VIDEO: Wild Women Climb Warden Peak

Just got back from an epic trip. We made it up Warden Peak with a large and rad group of women. It was an 18 hour day plus a 6 hour drive home. I made it with juuust enough time to get to work at 8:30am.

Warden Peak is on Vancouver Island between Sayward and Gold River. (This is a nice way of saying … the middle of nowhere.)

What drew us to Warden Peak was that it is one of the nine Island Qualifers. In the 1970s, nine mountains were selected by the Vancouver Island section of the Alpine Club as “graduating climbs.” You could apply as a senior member of the club after climbing four of these nine peaks. Although this senior designation no longer exists, many still strive to “get their IQs” by climbing all nine.

Last winter, Brianna approached Krista and me to ask if we wanted to help her organize three all-women Alpine Club climbing trips this summer.

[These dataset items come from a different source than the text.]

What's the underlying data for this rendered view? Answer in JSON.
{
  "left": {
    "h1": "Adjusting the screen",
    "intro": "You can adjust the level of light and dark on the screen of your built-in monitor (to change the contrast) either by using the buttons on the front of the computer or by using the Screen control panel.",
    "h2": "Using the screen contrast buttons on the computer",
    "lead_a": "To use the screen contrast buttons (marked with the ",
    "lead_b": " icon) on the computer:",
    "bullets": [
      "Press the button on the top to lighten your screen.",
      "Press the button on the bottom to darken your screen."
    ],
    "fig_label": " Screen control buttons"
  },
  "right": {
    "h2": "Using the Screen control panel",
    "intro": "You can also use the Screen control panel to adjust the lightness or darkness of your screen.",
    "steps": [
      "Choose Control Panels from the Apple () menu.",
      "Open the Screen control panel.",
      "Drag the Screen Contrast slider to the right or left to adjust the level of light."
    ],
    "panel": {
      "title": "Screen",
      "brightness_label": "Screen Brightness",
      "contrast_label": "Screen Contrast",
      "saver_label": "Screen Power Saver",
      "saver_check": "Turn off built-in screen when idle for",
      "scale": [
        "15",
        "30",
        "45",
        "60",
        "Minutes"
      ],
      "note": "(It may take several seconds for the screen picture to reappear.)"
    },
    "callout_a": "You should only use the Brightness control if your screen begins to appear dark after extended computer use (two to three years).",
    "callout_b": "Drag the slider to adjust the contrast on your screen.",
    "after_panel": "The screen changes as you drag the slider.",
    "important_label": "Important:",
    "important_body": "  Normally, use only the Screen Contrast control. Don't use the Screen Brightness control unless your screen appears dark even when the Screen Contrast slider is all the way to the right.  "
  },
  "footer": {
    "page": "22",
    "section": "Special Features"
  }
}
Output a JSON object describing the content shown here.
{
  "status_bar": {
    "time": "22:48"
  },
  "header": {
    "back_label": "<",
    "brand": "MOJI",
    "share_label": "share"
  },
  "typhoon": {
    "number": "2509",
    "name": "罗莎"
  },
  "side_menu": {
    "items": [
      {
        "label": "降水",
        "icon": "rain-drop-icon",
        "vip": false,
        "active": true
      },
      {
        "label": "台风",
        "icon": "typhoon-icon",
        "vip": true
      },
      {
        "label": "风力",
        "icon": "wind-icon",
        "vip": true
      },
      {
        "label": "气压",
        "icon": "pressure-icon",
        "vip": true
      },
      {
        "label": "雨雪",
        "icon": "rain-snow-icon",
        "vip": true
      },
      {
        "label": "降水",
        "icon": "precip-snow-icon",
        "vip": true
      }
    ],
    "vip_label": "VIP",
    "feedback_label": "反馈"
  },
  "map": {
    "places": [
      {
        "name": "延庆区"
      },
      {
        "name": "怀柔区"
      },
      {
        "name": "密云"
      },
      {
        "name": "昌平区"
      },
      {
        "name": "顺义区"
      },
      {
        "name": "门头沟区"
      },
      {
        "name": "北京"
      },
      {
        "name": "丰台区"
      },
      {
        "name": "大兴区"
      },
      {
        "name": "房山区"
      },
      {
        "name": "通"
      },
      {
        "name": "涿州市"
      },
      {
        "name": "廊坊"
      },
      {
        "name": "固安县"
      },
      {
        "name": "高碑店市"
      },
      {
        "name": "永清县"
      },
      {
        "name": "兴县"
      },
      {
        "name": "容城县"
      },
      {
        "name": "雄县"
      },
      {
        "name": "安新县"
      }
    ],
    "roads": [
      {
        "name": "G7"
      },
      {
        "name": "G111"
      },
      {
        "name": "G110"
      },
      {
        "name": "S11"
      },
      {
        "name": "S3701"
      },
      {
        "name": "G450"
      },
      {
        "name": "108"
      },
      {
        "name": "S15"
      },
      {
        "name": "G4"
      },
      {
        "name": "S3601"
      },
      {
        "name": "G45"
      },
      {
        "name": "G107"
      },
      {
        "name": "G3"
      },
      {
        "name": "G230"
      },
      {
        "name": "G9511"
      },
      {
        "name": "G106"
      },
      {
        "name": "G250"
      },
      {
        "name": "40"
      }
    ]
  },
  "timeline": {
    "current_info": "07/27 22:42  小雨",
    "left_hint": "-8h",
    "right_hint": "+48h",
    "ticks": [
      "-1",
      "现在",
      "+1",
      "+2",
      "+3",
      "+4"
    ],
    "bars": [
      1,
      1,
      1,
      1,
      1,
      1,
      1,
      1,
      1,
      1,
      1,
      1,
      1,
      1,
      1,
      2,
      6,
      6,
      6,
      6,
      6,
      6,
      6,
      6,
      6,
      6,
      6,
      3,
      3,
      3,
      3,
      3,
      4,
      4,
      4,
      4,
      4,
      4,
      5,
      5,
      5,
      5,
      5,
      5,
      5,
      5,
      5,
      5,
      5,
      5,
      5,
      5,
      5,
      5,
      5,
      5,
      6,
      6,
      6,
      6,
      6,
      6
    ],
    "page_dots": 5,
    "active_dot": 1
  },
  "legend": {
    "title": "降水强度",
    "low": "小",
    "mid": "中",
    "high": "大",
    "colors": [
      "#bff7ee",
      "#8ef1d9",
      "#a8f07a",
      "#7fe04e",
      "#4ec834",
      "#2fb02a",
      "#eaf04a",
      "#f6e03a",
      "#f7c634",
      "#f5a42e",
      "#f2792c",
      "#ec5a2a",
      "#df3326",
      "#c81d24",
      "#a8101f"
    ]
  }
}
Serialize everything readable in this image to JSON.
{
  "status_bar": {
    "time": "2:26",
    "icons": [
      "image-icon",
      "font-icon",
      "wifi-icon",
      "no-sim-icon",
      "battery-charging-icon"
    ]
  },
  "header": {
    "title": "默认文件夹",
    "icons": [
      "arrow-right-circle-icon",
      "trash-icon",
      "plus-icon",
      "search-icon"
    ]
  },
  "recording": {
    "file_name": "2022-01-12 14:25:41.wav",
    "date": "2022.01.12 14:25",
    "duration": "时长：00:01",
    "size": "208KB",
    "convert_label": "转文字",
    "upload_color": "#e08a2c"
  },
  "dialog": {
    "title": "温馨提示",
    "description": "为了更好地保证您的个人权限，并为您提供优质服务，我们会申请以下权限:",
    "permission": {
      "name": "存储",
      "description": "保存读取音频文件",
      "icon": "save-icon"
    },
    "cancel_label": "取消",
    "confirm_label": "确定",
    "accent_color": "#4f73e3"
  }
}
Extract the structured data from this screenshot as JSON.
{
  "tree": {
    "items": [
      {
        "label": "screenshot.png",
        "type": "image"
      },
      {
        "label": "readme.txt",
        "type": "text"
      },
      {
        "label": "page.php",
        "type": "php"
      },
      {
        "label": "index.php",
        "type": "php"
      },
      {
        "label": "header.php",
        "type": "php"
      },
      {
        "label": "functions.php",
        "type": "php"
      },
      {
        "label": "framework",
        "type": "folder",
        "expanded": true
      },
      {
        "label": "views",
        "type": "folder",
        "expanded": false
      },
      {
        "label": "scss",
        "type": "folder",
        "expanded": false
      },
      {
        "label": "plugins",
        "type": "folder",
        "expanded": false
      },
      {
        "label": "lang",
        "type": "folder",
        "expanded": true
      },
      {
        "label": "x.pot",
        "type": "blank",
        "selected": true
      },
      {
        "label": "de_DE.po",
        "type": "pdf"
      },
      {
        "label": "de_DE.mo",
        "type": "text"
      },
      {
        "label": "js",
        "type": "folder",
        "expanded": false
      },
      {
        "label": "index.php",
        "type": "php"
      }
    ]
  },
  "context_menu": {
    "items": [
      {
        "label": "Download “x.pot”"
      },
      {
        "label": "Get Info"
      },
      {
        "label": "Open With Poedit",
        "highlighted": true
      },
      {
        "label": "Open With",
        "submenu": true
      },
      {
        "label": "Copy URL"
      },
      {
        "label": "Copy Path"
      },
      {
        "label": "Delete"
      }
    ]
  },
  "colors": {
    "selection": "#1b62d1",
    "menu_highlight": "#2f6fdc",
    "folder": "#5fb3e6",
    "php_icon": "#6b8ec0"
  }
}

Brianna’s vision was these trips should not be easier just because they were for women. So for our climbing trip, we went to Crest Creek. And for our mountaineering trip, we picked an Island Qualifer.

My reflections

We were not planning on having such a long summit day. But none of us had been to this mountain before and our group was quite large.

As we approached the summit block, it became clear that we had to either turn around or forget all plans of returning home at a reasonable time. We did a group check-in. The stoke was high. The weather was good.  Everyone had adequate food, water and clothes. So we kept going.

When I was first starting to learn about mountaineering, I was told that the way to be a good team member was to silently tough it out. Don’t ask for help. Don’t admit you’re afraid. Fix problems on your own. These are stereotypical “masculine” traits.

What amazed me about this group was our ability to freely ask for and give help. At times we all felt tired, challenged or frustrated. We all also had opportunities to give, whether that be taking the rope from someone who was tired or lending someone extra batteries for her headlamp. Everyone kept it together and everyone supported each other.

I don’t think you have to have a group of women to make this happen. But it certainly was easier to practice in a safe, supportive environment.

For tips to make your own adventure a safe one:

You will need an ice axe, crampons, helmet and know how to use them. You may also need a harness, rope, belay device and other equipment.